Sunday, June 25, 2006

Kick Me Beneath the Milky Twilight


Criticism: I usually try to ignore it unless making a joke about it, but... The computer color job on today's strip is atrocious, distracting, and doesn't make sense. It's a simple, reasonably funny gag confused by some kind of spotlight (?) at frame right that looks like it should have something to do with the action but does not. As a light source, it's badly rendered (explain the shading in row 2 panel 2?), and besides, Garfield isn't normally drawn with deep shadows unless there's a reason.

Praise: Today's Garfield combines a solid character joke and a typically cynical assessment of our role in the universe.
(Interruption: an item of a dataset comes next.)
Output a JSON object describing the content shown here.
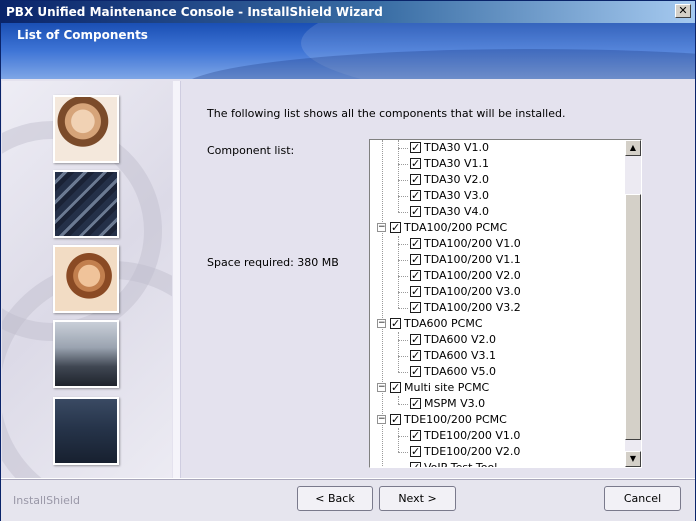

In the first, Odie is so used to being physically abused that it is the only way he makes sense of his existence, and will hurt himself if Garfield is not there to do it... The dog equivalent of a cutter, I guess. In the second, Garfield is punished for not accepting his eternal job as Odie's designated abuser. If Garfield had taken his preordained place on the table top and kicked an innocent dog, instead of being on the floor, he would never be crushed by the punishing will of the cosmos. If it's in the cards for you to physically injure animals, Garfield urges you to rush to your work with open arms.
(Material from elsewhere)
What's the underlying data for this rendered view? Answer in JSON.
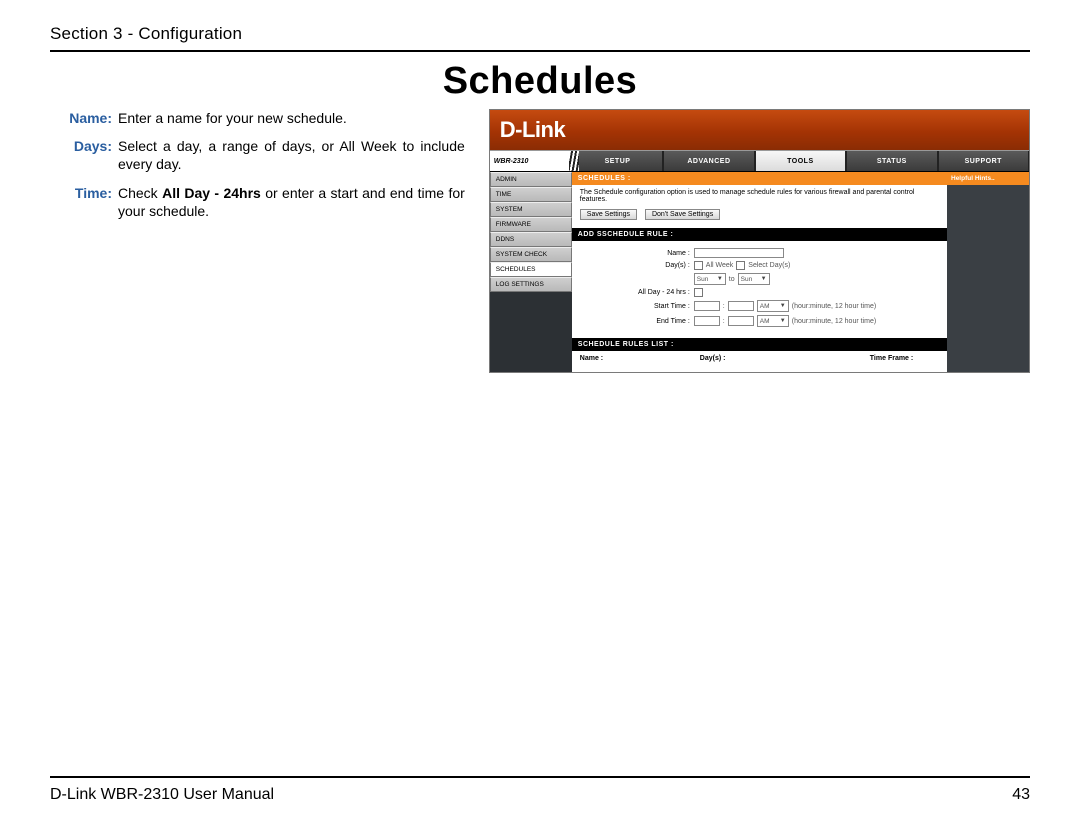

Insightful Observation: Odie looks more and more like Super Mario's dinosaur friend Yoshi.

Thursday, April 20, 2006

Dog Sign Afternoon


That's some crazy ugly dog drawing, and the head is stolen from Wile E. Coyote. The size of the sign is a bit curious as well. Assuming Garfield is cat-sized, the sign is about 9 inches high... however, prior evidence has indicated that Garfield may be upwards of 3 1/2 feet tall. But...

For real, Garfield's arms are becoming like tiny vestigial Tyrannosaurus forelimbs. In panel 3, his arms and hands combined are smaller than one of his eyeballs.

Unanswerable Questions: If the dog's not vicious, why did his owners put up a sign? Though he cannot read the specifics, does the dog even know the sign is about him? Some of the other cats, spiders and mice can read, but not this dog. Odie's thoughts cannot be understood, but this stupid dog's can. So which animals in the Garfield universe are granted the powers of reading and/or telepathy? And why?